What we do have are estimates derived from the private mortgage note industry. Firms that track the creation and resale of seller-financed notes, such as NoteInvestor, estimate that between roughly $25 billion and $35 billion in seller-financed real estate notes have been created annually in recent years. Their reporting suggests approximately $22.5 billion in 2022, about $28 billion in 2023, and just over $30 billion in 2024. These figures include a mix of residential homes, land, and some commercial properties, but residential housing makes up the majority of this activity. Transaction counts associated with these notes generally fall in the range of 80,000 to 90,000 deals per year, offering a reasonable proxy for market scale even if it is not perfectly precise.
The absence of official data is not accidental. Seller financing often bypasses institutional lenders entirely, meaning these deals do not appear in datasets maintained by the Federal Reserve, the Mortgage Bankers Association, or the Consumer Financial Protection Bureau. In addition, seller-financed structures vary widely by state and by deal type, from promissory notes secured by deeds of trust to land contracts where title transfers only after payoff. This variation further complicates efforts to aggregate national totals with confidence.

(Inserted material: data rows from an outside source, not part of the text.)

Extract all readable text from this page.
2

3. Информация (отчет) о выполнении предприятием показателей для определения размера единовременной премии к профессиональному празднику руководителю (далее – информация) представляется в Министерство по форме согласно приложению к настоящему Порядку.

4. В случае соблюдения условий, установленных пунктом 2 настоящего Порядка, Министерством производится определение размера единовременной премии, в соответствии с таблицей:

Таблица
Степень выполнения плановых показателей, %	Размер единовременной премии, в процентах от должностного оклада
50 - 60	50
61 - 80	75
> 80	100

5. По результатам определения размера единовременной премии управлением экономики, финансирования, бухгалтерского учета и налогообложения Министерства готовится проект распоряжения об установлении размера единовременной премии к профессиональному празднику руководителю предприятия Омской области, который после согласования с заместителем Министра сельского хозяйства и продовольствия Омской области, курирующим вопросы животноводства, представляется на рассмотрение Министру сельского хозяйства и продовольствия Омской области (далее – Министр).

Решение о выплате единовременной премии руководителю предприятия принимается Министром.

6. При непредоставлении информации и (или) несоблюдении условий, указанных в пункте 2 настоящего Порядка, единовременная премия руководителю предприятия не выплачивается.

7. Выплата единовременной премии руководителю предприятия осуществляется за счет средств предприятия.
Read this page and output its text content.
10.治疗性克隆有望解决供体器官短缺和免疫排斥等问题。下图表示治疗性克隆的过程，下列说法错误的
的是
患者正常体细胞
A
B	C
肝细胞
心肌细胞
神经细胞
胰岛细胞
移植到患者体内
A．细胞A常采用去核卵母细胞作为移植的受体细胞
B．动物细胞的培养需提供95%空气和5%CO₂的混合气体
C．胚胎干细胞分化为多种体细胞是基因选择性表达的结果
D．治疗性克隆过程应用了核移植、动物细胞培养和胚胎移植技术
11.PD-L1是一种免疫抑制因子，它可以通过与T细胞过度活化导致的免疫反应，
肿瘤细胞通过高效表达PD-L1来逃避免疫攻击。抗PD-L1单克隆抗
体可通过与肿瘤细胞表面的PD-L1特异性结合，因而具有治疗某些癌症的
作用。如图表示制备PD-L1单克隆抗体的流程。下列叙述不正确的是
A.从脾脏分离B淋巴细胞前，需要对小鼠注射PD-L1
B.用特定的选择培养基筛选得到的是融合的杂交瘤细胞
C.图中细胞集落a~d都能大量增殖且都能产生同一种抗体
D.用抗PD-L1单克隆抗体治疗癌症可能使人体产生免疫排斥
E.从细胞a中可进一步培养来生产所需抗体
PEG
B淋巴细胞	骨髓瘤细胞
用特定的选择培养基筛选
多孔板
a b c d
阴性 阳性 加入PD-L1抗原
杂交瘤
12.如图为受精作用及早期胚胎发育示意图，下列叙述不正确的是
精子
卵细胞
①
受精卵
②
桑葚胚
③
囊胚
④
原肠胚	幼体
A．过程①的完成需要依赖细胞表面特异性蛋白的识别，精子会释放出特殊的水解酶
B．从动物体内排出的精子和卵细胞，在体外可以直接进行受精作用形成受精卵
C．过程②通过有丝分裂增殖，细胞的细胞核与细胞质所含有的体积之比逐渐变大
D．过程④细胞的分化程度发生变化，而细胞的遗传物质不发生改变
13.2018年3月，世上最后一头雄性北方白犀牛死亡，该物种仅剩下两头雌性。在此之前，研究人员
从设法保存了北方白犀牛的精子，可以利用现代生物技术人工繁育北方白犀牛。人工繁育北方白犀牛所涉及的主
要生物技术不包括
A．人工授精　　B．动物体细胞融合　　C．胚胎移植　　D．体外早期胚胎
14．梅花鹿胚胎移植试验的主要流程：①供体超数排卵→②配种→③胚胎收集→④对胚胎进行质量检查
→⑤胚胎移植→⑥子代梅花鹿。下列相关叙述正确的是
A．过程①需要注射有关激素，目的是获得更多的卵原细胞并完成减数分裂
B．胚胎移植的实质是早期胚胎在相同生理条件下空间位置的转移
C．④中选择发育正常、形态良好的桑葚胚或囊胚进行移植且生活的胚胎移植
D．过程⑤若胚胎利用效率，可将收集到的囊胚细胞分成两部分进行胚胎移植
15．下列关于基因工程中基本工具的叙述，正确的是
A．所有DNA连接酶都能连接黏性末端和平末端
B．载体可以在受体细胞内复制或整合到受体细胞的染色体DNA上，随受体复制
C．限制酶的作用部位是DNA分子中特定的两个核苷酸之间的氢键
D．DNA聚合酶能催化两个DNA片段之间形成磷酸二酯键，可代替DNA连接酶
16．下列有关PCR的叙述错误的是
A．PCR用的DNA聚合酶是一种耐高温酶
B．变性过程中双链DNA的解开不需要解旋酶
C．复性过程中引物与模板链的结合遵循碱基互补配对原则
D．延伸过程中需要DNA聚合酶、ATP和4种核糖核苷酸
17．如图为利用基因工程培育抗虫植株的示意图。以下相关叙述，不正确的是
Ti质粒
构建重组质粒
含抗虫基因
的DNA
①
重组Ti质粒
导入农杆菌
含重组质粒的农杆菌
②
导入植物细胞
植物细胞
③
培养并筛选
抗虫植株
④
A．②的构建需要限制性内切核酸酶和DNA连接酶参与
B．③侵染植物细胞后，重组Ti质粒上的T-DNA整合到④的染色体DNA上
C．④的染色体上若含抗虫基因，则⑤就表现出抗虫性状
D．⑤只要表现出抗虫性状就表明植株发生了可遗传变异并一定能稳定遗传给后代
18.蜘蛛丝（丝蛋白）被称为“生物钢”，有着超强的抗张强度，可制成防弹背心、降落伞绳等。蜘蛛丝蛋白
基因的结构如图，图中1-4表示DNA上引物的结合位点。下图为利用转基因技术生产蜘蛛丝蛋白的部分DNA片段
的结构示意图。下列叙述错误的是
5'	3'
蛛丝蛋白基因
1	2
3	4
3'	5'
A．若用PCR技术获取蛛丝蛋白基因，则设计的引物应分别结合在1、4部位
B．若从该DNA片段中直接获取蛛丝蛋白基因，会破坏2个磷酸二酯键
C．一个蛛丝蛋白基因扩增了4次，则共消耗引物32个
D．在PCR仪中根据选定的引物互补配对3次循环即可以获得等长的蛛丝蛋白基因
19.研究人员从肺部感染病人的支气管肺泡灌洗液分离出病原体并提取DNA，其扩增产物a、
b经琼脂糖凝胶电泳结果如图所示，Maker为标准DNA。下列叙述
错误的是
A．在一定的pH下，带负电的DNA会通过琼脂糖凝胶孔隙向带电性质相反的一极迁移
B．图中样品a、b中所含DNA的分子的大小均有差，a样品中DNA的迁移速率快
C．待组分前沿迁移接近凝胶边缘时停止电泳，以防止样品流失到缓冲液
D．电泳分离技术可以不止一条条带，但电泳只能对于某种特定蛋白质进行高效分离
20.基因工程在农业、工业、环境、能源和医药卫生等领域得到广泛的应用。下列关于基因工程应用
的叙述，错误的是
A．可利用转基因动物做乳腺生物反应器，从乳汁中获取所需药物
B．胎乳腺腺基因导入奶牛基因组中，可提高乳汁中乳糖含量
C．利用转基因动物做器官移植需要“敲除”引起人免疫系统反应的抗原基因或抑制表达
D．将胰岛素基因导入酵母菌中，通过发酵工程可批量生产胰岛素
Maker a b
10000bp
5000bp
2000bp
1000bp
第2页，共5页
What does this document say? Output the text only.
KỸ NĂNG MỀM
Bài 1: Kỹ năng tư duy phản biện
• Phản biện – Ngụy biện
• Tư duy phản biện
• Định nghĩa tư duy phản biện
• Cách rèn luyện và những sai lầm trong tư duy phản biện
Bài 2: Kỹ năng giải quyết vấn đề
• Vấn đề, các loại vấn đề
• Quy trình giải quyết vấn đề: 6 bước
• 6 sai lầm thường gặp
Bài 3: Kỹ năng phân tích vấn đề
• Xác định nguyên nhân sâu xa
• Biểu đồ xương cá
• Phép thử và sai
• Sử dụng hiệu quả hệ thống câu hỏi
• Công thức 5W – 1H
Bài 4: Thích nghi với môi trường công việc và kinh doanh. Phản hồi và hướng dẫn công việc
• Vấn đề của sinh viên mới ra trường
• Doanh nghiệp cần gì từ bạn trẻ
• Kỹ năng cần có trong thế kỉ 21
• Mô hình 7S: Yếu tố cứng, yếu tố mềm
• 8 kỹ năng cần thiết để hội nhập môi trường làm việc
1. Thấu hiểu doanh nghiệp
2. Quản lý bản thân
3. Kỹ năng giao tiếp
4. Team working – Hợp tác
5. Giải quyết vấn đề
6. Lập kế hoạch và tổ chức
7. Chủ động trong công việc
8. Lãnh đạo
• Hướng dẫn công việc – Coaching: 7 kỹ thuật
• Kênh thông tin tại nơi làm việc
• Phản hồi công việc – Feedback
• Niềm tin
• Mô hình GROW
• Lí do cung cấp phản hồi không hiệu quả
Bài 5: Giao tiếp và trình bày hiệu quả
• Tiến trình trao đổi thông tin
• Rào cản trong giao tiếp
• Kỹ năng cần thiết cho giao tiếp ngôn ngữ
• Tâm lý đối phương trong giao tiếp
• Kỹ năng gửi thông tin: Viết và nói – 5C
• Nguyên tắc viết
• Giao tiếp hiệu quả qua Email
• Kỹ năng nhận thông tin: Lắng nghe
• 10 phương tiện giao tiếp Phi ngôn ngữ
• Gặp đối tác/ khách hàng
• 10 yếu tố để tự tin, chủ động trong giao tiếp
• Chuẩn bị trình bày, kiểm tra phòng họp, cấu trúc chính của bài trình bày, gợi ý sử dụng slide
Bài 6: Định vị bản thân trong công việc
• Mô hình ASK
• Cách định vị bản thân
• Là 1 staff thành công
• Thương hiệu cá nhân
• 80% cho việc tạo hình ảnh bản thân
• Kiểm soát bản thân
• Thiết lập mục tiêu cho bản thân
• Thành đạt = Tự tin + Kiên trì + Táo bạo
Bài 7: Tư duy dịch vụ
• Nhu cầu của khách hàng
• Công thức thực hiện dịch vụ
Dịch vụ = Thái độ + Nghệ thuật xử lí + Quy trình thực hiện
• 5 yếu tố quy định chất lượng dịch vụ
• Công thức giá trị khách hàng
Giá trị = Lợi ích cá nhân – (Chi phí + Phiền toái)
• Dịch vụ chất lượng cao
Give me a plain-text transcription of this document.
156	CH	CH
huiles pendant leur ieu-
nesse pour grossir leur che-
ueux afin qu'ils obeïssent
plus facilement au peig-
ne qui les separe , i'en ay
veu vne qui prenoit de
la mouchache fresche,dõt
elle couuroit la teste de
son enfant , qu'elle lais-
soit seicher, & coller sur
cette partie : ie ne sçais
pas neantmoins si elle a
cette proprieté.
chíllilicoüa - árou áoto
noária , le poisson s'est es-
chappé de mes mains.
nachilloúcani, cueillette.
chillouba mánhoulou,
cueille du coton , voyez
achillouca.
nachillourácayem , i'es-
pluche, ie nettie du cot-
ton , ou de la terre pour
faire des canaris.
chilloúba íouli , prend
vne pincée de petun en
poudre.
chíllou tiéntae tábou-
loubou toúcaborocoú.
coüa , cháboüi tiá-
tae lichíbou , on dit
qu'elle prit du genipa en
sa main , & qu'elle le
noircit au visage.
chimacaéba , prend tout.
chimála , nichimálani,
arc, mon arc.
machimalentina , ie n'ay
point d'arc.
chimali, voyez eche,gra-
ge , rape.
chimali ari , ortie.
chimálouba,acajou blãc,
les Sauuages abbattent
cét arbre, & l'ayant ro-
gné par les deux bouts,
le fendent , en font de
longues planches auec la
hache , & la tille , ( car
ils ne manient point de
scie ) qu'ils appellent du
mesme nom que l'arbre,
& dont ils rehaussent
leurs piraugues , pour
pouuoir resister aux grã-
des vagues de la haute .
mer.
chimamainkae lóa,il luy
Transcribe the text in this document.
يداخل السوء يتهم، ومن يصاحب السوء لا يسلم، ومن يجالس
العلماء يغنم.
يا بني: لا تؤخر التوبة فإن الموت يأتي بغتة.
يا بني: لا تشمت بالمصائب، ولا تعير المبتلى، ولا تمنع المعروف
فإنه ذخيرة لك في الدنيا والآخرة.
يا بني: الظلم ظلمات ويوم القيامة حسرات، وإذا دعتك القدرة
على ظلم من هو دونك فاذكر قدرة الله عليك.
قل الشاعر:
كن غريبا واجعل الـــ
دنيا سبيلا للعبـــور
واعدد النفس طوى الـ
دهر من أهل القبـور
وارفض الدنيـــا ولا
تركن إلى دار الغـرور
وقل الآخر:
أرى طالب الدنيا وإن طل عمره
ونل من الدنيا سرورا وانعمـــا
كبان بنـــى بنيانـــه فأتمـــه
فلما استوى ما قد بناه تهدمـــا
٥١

As for 2025, comprehensive data is not yet available. However, it is reasonable to infer that seller-financing volume continued to grow during late 2024 and into 2025 as interest rates peaked and conventional mortgage affordability deteriorated. Historically, seller financing tends to expand when buyers struggle to qualify for bank loans and sellers look for alternative ways to move property while earning attractive yields. Elevated mortgage rates, tighter underwriting standards, and affordability pressures all point toward continued momentum, even if the exact dollar volume cannot yet be confirmed.
In short, while the seller-financing market for U.S. homes cannot be measured with the same precision as the traditional mortgage market, the available evidence suggests it is firmly a tens-of-billions-of-dollars-per-year segment. Its true size remains partially hidden, not because it is insignificant, but because it operates outside the systems designed to measure conventional lending.